A capa do álbum tem uma fotografia que retrata a inauguração da Junta de Freguesia da Baixa da Banheira, na Estrada Nacional 11. Tirada por Alberto Sousa Branco em 1967, esta imagem, que agora faz capa de Hearts and Souls, é uma homenagem à força e à união da comunidade onde alguns deles cresceram — uma comunidade que acreditava na liberdade, enraizada nos valores da Revolução de Abril.
Santa Clara Blues é um projecto sobre amizade e partilha, começou com Fast Eddie Nelson na guitarra, lapsteel e back vocals; João Sérgio Reis (Ibéria) no baixo e back vocals; José Mendes (ZabbaZoom, Fast Eddie Nelson) na guitarra e mandolin; Miguel Ângelo Candeias (Ex-Mayday Miracle) na voz e guitarra e Miguel Lima (The Soaked Lamb) na percussão. A amizade remonta a 30 anos atrás mas a génese do projeto nasce num retiro bi-anual de amigos de adolescência, em Corte Brique, no Alentejo profundo. Esta génese é composta por conversas à mesa, vinho tinto, partilha, empatias, sessões de pesca na barragem de Santa Clara, pelo vale, pelo vinil do Déjà Vu dos CSNY a rodar aos finais de tarde, pelas jams, e, especialmente, pelo tempo lento do Alentejo. A essência destas experiências levaram José Mendes e Miguel Ângelo Candeias a começar a compor entre o Barreiro e Bramfield. Destas composições vieram depois as jams com o Fast Eddie Nelson, o convite a João Sérgio Reis para o baixo e a Miguel Lima para gravar o projecto que, rapidamente, se tornou no percussionista e sonoplasta da banda.
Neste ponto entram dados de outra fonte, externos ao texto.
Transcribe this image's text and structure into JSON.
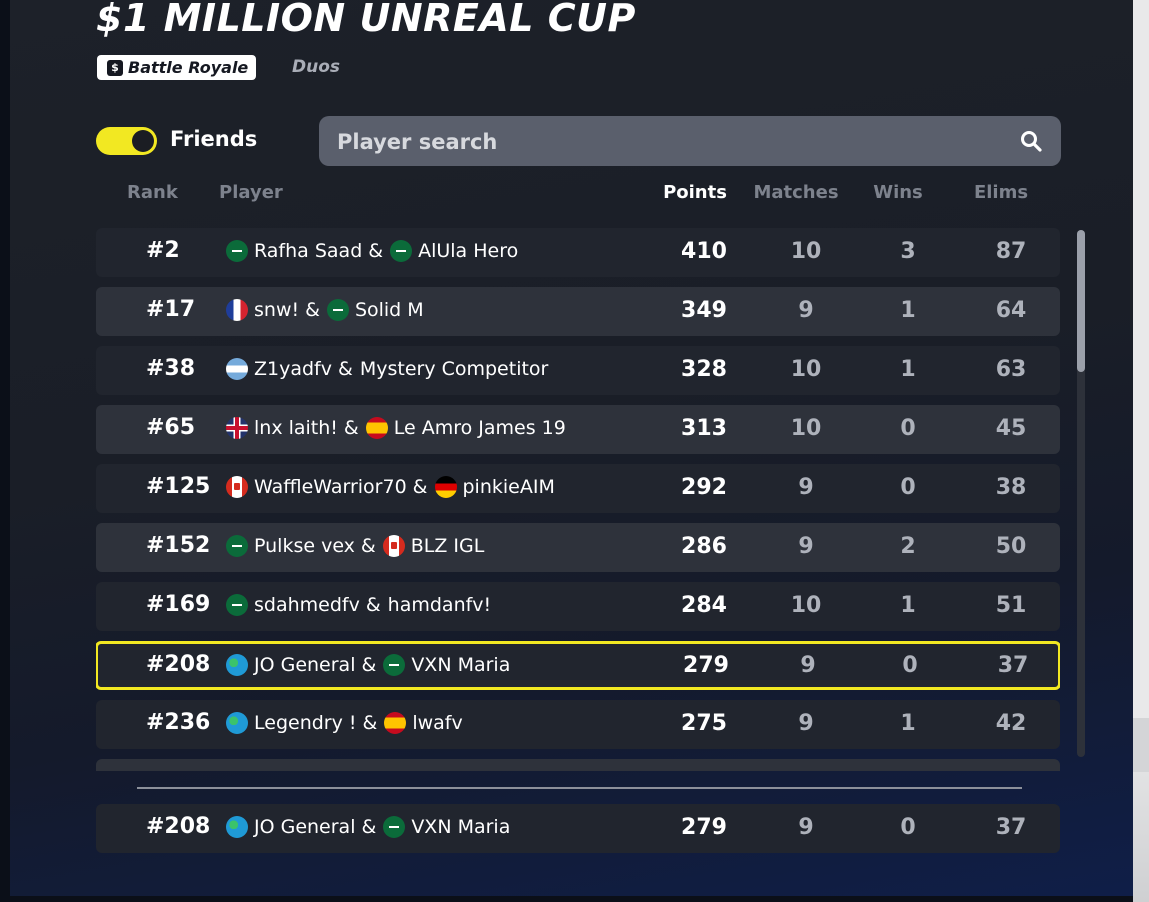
{
  "tournament": {
    "title": "$1 MILLION UNREAL CUP",
    "mode": "Battle Royale",
    "mode_type": "Duos"
  },
  "controls": {
    "friends_label": "Friends",
    "friends_enabled": true,
    "search_placeholder": "Player search"
  },
  "columns": {
    "rank": "Rank",
    "player": "Player",
    "points": "Points",
    "matches": "Matches",
    "wins": "Wins",
    "elims": "Elims"
  },
  "leaderboard": [
    {
      "rank": "#2",
      "p1": "Rafha Saad",
      "f1": "sa",
      "p2": "AlUla Hero",
      "f2": "sa",
      "points": "410",
      "matches": "10",
      "wins": "3",
      "elims": "87"
    },
    {
      "rank": "#17",
      "p1": "snw!",
      "f1": "fr",
      "p2": "Solid M",
      "f2": "sa",
      "points": "349",
      "matches": "9",
      "wins": "1",
      "elims": "64"
    },
    {
      "rank": "#38",
      "p1": "Z1yadfv",
      "f1": "ar",
      "p2": "Mystery Competitor",
      "f2": "",
      "points": "328",
      "matches": "10",
      "wins": "1",
      "elims": "63"
    },
    {
      "rank": "#65",
      "p1": "lnx laith!",
      "f1": "gb",
      "p2": "Le Amro James 19",
      "f2": "es",
      "points": "313",
      "matches": "10",
      "wins": "0",
      "elims": "45"
    },
    {
      "rank": "#125",
      "p1": "WaffleWarrior70",
      "f1": "ca",
      "p2": "pinkieAIM",
      "f2": "de",
      "points": "292",
      "matches": "9",
      "wins": "0",
      "elims": "38"
    },
    {
      "rank": "#152",
      "p1": "Pulkse vex",
      "f1": "sa",
      "p2": "BLZ IGL",
      "f2": "ca",
      "points": "286",
      "matches": "9",
      "wins": "2",
      "elims": "50"
    },
    {
      "rank": "#169",
      "p1": "sdahmedfv",
      "f1": "sa",
      "p2": "hamdanfv!",
      "f2": "",
      "points": "284",
      "matches": "10",
      "wins": "1",
      "elims": "51"
    },
    {
      "rank": "#208",
      "p1": "JO General",
      "f1": "globe",
      "p2": "VXN Maria",
      "f2": "sa",
      "points": "279",
      "matches": "9",
      "wins": "0",
      "elims": "37",
      "highlight": true
    },
    {
      "rank": "#236",
      "p1": "Legendry !",
      "f1": "globe",
      "p2": "lwafv",
      "f2": "es",
      "points": "275",
      "matches": "9",
      "wins": "1",
      "elims": "42"
    }
  ],
  "my_entry": {
    "rank": "#208",
    "p1": "JO General",
    "f1": "globe",
    "p2": "VXN Maria",
    "f2": "sa",
    "points": "279",
    "matches": "9",
    "wins": "0",
    "elims": "37"
  },
  "scroll": {
    "position_fraction": 0.0,
    "visible_fraction": 0.27
  }
}
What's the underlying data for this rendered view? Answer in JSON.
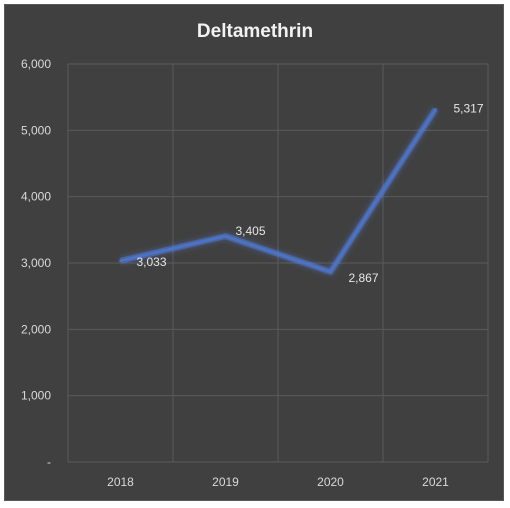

Montes Altos foi o primeiro disco da banda com lançamento marcado para o dia 29 de Janeiro de 2022 com co-edição da Raging Planet.
Regressam agora, 4 anos depois com uma formação nova com José Mendes nas guitarras e mandolim, Miguel Ângelo Candeias na voz e guitarras, Fast Eddie Nelson na voz, guitarras e steel guitar, João Sérgio Reis na voz e baixo, Rui Pereira (Mosca) na voz e bateria e Rui Guerra (The Quartet of Woah!, Fast Eddie Nelson) na voz e teclas.